How vitamin A controls the differentiation of male germ cells
Figure (A) When retinoic acid (ATRA) is not available to activate the RAR / RXR nuclear receptor heterodimers, SALL4A expression is off. Under these conditions, the transcription repressor ZBTB16 binds to the KIT gene promoter, blocking the access to SOHLH1 transcription factor and preventing expression of KIT. Spermatogonia (ZBTB16-positive, in red) remain "undifferentiated" (KIT-negative, in green). (B) In the presence of ATRA (yellow triangle), RAR / RXR heterodimers located on the Sall4a gene promoter are activated. They induce the production of SALL4A, which has the ability to interact with ZBTB16 and drives it away from the promoter of KIT gene, enabling the action of SOHLH1 and therefore KIT expression. Spermatogonia (ZBTB16-positive, in red) switch to the "differentiated" state (KIT-positive, in green).
Oct. 1, 2015
The team of Norbert B. Ghyselinck and Manuel Mark has discovered one of the mechanisms by which the active metabolite of vitamin A, retinoic acid (ATRA), controls the expression of KIT, a membrane receptor essential for differentiation of germ cells and the expression of which is often dysregulated in testicular cancers. The researchers further demonstrate that germ cells devoid of ATRA nuclear receptors normally progress through meiosis and differentiate into spermatozoa. This unexpected discovery means that the action of ATRA on meiosis is of paracrine nature. This study is published on October 1st in the journal PLoS Genetics.

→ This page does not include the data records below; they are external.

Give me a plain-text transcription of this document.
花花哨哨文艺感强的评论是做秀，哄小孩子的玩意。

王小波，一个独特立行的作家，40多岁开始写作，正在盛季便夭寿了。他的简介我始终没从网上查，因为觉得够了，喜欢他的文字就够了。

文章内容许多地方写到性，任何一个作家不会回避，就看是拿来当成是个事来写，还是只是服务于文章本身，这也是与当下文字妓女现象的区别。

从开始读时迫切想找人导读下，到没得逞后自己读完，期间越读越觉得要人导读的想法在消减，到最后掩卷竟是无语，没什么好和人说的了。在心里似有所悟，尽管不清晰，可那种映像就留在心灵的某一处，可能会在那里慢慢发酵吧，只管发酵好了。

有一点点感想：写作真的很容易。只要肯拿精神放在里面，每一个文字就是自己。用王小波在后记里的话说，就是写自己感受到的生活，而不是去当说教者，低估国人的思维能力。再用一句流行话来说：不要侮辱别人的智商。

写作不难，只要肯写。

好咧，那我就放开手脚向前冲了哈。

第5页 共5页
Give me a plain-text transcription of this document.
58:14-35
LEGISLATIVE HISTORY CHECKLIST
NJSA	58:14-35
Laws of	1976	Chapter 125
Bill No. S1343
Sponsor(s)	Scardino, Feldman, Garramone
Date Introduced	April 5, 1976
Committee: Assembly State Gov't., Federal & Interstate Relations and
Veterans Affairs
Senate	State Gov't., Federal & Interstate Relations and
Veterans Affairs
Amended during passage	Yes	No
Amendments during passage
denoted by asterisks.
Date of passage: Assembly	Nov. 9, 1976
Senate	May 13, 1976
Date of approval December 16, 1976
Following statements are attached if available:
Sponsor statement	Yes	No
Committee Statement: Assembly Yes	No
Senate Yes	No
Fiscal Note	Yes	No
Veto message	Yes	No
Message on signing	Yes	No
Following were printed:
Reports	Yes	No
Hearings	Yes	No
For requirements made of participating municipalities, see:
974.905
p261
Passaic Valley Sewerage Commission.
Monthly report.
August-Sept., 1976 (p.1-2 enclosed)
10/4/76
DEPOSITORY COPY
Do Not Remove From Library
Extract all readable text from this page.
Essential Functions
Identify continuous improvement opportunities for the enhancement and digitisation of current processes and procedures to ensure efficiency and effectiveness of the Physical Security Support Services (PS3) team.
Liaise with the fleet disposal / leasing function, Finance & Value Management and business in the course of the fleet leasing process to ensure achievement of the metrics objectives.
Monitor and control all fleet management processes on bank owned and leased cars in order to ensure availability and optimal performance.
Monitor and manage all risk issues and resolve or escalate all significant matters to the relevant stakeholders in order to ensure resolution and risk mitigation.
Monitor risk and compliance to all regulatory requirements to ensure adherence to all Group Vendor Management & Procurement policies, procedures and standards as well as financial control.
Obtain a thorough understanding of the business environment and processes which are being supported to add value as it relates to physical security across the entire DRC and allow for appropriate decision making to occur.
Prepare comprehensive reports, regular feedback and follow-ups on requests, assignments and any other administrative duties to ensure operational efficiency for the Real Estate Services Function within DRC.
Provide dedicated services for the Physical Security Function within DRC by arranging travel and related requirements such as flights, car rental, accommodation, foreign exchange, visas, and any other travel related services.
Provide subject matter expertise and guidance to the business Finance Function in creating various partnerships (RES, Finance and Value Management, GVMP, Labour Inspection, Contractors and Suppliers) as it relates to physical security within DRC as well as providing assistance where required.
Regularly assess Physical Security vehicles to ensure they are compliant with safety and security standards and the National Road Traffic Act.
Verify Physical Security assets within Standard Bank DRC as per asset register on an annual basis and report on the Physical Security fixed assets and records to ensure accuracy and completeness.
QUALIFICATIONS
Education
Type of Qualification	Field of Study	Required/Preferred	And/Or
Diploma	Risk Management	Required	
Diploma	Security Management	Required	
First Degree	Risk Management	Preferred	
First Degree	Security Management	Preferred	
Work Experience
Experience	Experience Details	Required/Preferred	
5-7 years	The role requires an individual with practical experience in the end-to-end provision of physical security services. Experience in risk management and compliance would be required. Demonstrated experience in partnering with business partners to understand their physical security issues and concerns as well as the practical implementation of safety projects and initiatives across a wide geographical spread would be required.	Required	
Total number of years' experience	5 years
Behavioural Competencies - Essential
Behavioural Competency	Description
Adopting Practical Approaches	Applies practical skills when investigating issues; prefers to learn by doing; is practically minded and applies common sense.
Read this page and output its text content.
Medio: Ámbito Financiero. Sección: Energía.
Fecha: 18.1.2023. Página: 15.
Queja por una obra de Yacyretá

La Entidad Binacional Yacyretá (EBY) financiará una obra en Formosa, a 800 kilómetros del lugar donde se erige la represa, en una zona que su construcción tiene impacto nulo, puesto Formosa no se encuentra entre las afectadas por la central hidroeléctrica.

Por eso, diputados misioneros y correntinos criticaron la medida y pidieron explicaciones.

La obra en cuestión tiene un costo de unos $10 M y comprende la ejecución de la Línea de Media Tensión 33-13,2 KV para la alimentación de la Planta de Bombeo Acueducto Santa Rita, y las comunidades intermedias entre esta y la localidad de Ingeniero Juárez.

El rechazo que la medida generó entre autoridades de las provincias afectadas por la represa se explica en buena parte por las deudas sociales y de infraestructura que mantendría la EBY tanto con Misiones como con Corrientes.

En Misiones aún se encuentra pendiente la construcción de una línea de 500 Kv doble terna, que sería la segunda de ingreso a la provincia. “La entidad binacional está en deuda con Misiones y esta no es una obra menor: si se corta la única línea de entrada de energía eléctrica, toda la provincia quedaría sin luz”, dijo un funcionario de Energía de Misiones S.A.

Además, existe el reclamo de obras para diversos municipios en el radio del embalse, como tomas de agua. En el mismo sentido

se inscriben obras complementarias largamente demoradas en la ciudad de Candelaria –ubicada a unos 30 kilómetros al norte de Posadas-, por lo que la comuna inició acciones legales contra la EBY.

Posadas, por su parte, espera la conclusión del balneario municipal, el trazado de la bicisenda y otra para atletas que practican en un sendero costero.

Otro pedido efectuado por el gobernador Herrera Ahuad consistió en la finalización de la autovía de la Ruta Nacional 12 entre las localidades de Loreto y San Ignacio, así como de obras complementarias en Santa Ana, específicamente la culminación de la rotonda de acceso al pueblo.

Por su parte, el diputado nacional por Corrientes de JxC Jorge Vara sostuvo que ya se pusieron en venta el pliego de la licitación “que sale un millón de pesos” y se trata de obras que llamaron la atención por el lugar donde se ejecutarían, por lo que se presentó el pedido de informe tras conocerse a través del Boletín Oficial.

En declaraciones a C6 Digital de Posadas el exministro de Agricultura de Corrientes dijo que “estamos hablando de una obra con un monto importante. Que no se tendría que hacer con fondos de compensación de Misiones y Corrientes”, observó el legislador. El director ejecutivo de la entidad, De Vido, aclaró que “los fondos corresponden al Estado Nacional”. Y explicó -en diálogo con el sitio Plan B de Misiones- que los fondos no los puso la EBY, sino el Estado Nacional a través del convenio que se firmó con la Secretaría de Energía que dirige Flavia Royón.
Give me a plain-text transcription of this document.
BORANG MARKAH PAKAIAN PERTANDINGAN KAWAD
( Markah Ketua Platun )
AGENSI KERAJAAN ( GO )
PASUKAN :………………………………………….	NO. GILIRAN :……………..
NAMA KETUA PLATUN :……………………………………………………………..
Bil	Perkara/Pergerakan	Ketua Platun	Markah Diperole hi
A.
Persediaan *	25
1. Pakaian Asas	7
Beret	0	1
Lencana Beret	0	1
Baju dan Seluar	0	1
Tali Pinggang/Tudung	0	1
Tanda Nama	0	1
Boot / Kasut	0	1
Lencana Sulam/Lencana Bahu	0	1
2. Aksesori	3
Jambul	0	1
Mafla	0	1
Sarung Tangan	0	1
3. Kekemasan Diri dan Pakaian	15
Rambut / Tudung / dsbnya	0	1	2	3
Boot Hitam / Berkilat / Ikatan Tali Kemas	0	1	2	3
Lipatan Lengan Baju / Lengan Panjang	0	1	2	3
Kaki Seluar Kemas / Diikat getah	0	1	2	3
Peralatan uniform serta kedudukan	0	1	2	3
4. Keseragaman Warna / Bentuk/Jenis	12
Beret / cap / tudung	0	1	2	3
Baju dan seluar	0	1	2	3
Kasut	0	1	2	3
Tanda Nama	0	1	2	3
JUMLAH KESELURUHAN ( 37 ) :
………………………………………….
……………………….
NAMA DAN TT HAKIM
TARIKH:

Spermatogenesis is the process by which stem cells, called spermatogonia, differentiate, then undergoe meiosis and give rise to spermatozoa. It is established for almost a century that vitamin A is essential for spermatogenesis; but its mechanism of action in this process remains largely unknown.
In general, vitamin A is transformed into retinoic acid (ATRA) locally, at the tissue level, in order to exert its biological effects. In the nucleus of cells, ATRA binds to nuclear receptors called RAR and RXR, which activates the transcription of genes located near DNA sequences of gene regulation (called RARE) on which RAR and RXR are fixed. To identify the stages of spermatogenesis that actually require ATRA and discover the molecular cascades acting downstream of ATRA, the team of Norbert B. Ghyselinck and Manuel Mark used a genetic approach of targeted mutagenesis in mice to inactivate all the genes encoding RAR or RXR in spermatogonia.
Their study shows that the phenotypes of testicular degeneration induced by the lack of RAR or RXR are identical in their proceedings, their characteristics and their outcomes. They conclude that RAR / RXR dimers represent the functional units of the ATRA signaling pathway that allows undifferentiated spermatogonia to engage in the differentiation pathway leading to meiotic cells. The researchers also identified and characterized a functional RARE sequence in the pluripotency gene Sall4, responsible for the expression of Sall4A protein in spermatogonia when ATRA is present. This is an important finding since it provides a model explaining the effects of ATRA on spermatogonia differentiation, notably through the control by Sall4A of KIT synthesis, a tyrosine kinase membrane receptor, without which spermatogenesis is inhibited and the expression of which is altered in seminomas, a common form of testicular cancer (Figure). This study also shows that germ cells devoid of RAR or RXR undergo properly all the stages of spermatogenesis following spermatogonia differentiation, including meiosis. This last observation is totally unexpected because it goes against the dogma that signaling by RAR / RXR in germ cells is the intrinsic key governing the entry into meiosis.
This work opens up new perspectives in understanding the signaling pathway of ATRA, a pleiotropic compound involved in the regulation of many genes networks required for reproduction but also for embryonic development, differentiation of many cell types, homeostasis and metabolism.